The European Business Council for Africa

The African Development Bank's African Natural Resources Center has published their 'Assessing the potential of Offshore Renewable Energy in Africa' report.

How can the ocean contribute renewable energy to the African ‘Blue Economy’, bringing opportunities to millions of Africans and reducing or replacing carbon emissions, and which strategic actions can help it reach this potential?

This background paper is an overview of offshore renewable energy sources across coastal Africa, including a review of six technology types: wave power, tidal stream power, ocean current power, ocean thermal energy conversion (OTEC), offshore wind power, and marine floating solar power (FPV). Analyses are based on a synthesis of available data and literature, including a review of their physical, technical, and socio-economic features.
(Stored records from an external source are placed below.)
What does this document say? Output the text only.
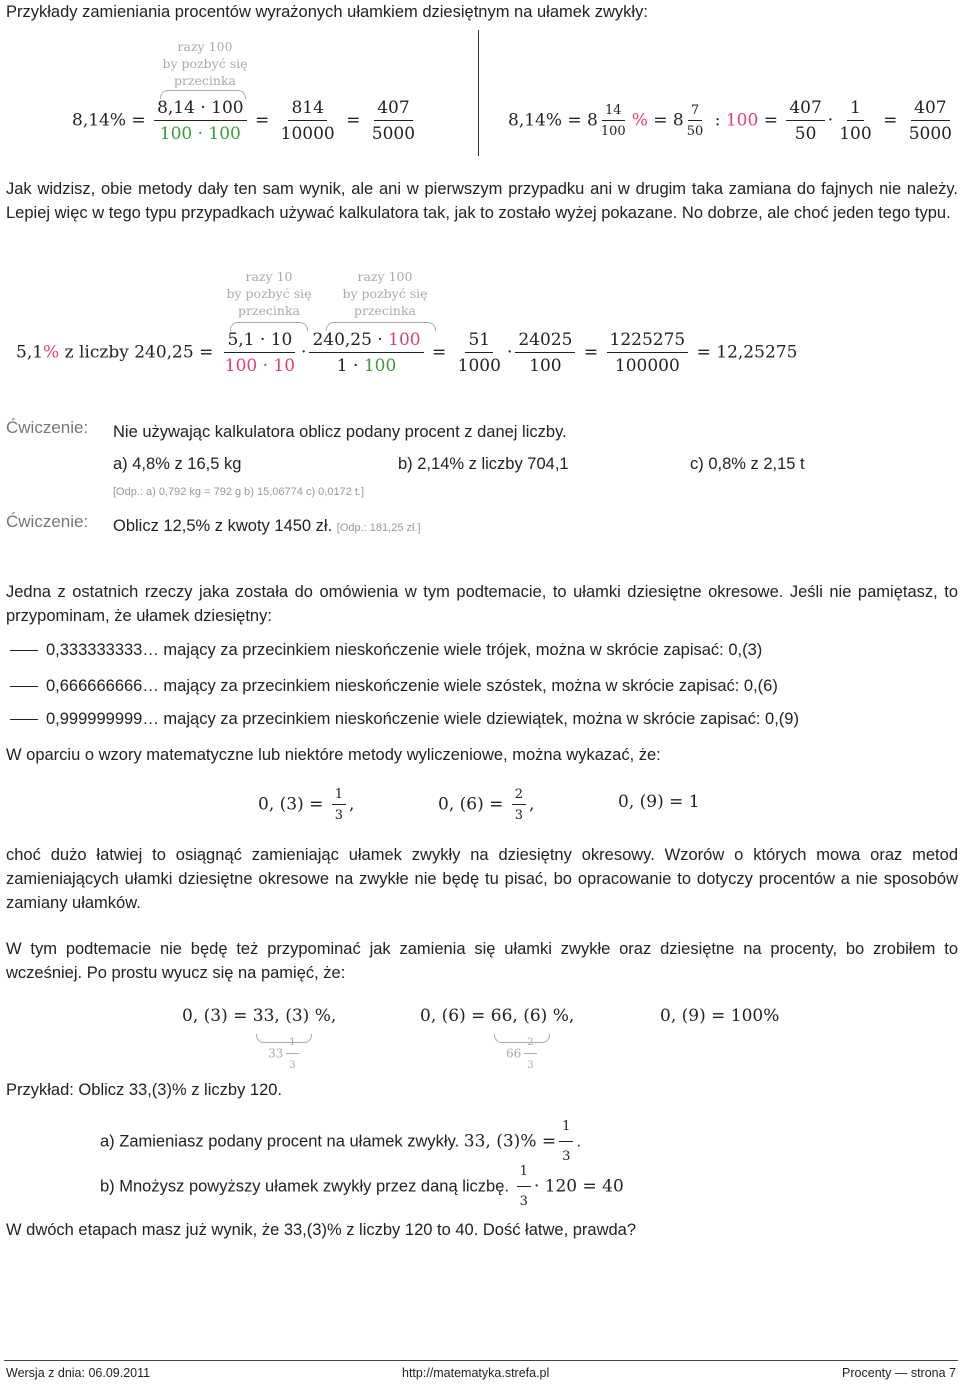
Przykłady zamieniania procentów wyrażonych ułamkiem dziesiętnym na ułamek zwykły:
razy 100
by pozbyć się
przecinka
$8,14\% = \frac{8,14 \cdot 100}{100 \cdot 100} = \frac{814}{10000} = \frac{407}{5000}$	$8,14\% = 8 \frac{14}{100}$ % = $8 \frac{7}{50}$ : $100 = \frac{407}{50} \cdot \frac{1}{100} = \frac{407}{5000}$
Jak widzisz, obie metody dały ten sam wynik, ale ani w pierwszym przypadku ani w drugim taka zamiana do fajnych nie należy. Lepiej więc w tego typu przypadkach używać kalkulatora tak, jak to zostało wyżej pokazane. No dobrze, ale choć jeden tego typu.
razy 10
by pozbyć się
przecinka
razy 100
by pozbyć się
przecinka
5,1% z liczby $240,25 = \frac{5,1 \cdot 10}{100 \cdot 10} \cdot \frac{240,25 \cdot 100}{1 \cdot 100} = \frac{51}{1000} \cdot \frac{24025}{100} = \frac{1225275}{100000} = 12,25275$
Ćwiczenie: Nie używając kalkulatora oblicz podany procent z danej liczby.
a) 4,8% z 16,5 kg	b) 2,14% z liczby 704,1	c) 0,8% z 2,15 t
[Odp.: a) 0,792 kg = 792 g b) 15,06774 c) 0,0172 t.]
Ćwiczenie: Oblicz 12,5% z kwoty 1450 zł. [Odp.: 181,25 zł.]
Jedna z ostatnich rzeczy jaka została do omówienia w tym podtemacie, to ułamki dziesiętne okresowe. Jeśli nie pamiętasz, to przypominam, że ułamek dziesiętny:
0,333333333… mający za przecinkiem nieskończenie wiele trójek, można w skrócie zapisać: 0,(3)
0,666666666… mający za przecinkiem nieskończenie wiele szóstek, można w skrócie zapisać: 0,(6)
0,999999999… mający za przecinkiem nieskończenie wiele dziewiątek, można w skrócie zapisać: 0,(9)
W oparciu o wzory matematyczne lub niektóre metody wyliczeniowe, można wykazać, że:
0, $(3) = \frac{1}{3}$ ,	0, $(6) = \frac{2}{3}$ ,	0, (9) = 1
choć dużo łatwiej to osiągnąć zamieniając ułamek zwykły na dziesiętny okresowy. Wzorów o których mowa oraz metod zamieniających ułamki dziesiętne okresowe na zwykłe nie będę tu pisać, bo opracowanie to dotyczy procentów a nie sposobów zamiany ułamków.
W tym podtemacie nie będę też przypominać jak zamienia się ułamki zwykłe oraz dziesiętne na procenty, bo zrobiłem to wcześniej. Po prostu wyucz się na pamięć, że:
0, (3) = 33, (3) %,
$33 \frac{1}{3}$
0, (6) = 66, (6) %,
$66 \frac{2}{3}$
0, (9) = 100%
Przykład: Oblicz 33,(3)% z liczby 120.
a) Zamieniasz podany procent na ułamek zwykły. 33, $(3)\% = \frac{1}{3}$ .
b) Mnożysz powyższy ułamek zwykły przez daną liczbę. $\frac{1}{3} \cdot 120 = 40$
W dwóch etapach masz już wynik, że 33,(3)% z liczby 120 to 40. Dość łatwe, prawda?
Wersja z dnia: 06.09.2011	http://matematyka.strefa.pl	Procenty — strona 7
The power quality of offshore renewables is relatively high, being more predictable and less variable than many other renewables. The results indicate that coastal Africa, according to available data, has high technical potential for all offshore renewables, apart from tidal stream power.

In the near future, the outlook for utilizing offshore renewables is most promising for African small island states, where land is scarce and imported fuels are expensive. Here, fossil fuel power generation may be partly substituted by offshore renewables. Offshore wind power, OTEC, marine FPV, and wave power offer opportunities at different islands across Africa. At this moment, only offshore wind power is technically mature. Among small island states, Cabo Verde has the best wind resources. Marine FPV is currently being deployed in the Seychelles. The OTEC technology is not yet commercially viable but may eventually prove feasible due to its high capacity and the fact it produces freshwater as a highly attractive byproduct. On the basis of site screenings and an in-depth feasibility study on Mauritius, several African small island states have potential.

Continental Africa has plenty of offshore renewable energy sources but also an abundance of land-based renewable energy, which is more feasible to extract today. Nevertheless, countries with existing offshore industry such as oil and gas drilling may possess, or can develop, a strong offshore capacity that will enable them to use offshore renewables at scale – starting with offshore wind power.

In the longer term, several offshore renewables may become important contributors to the overall energy mix of African power pools, as well as producers for small grids at remote locations.

Eastern Africa has high and diverse potential for offshore renewables, including offshore wind power, wave power, OTEC, marine FPV, and ocean current power. The Indian Ocean island states have excellent conditions for renewable offshore technologies and the long coast of Somalia also holds great energy opportunities for the future.

Southern Africa is surrounded by energetic seas with high potential for offshore wind and wave power, and possibly even ocean current power. Mozambique seems to have conditions for all studied energy kinds, with certain potential for OTEC and wave power. Namibia and Angola have good opportunities too.

Countries of Central Africa have more limited potential for offshore renewables but some of the studied technologies can be used successfully for harvesting freshwater energy resources on rivers and lakes which could be an interesting opportunity to investigate.

Western Africa has good conditions for both offshore wind and wave power. Far offshore, at the continental shelf, conditions are prime for floating OTEC, although this potential may be more relevant for future production of energy carriers than for grid connection because of the distances to shore.

Surrounded by the enclosed Mediterranean and Red Sea, Northern Africa has limited potential for wave and tidal power. Strong winds however create potential for offshore wind power both along the Atlantic, Mediterranean, and Red Sea coasts.

The development of offshore capacity holds the key to offshore renewables. The sea is a challenging environment for any moored equipment and most of the technologies analyzed are still at pre-commercial stage. But the resources are there, ready to become part of a prospering ‘Blue Economy’ when circumstances are right. Since the African continent is blessed with renewable energy of many sorts, the suitability of offshore technologies will always be a compromise determined by the local availability of land-based, less challenging, alternatives.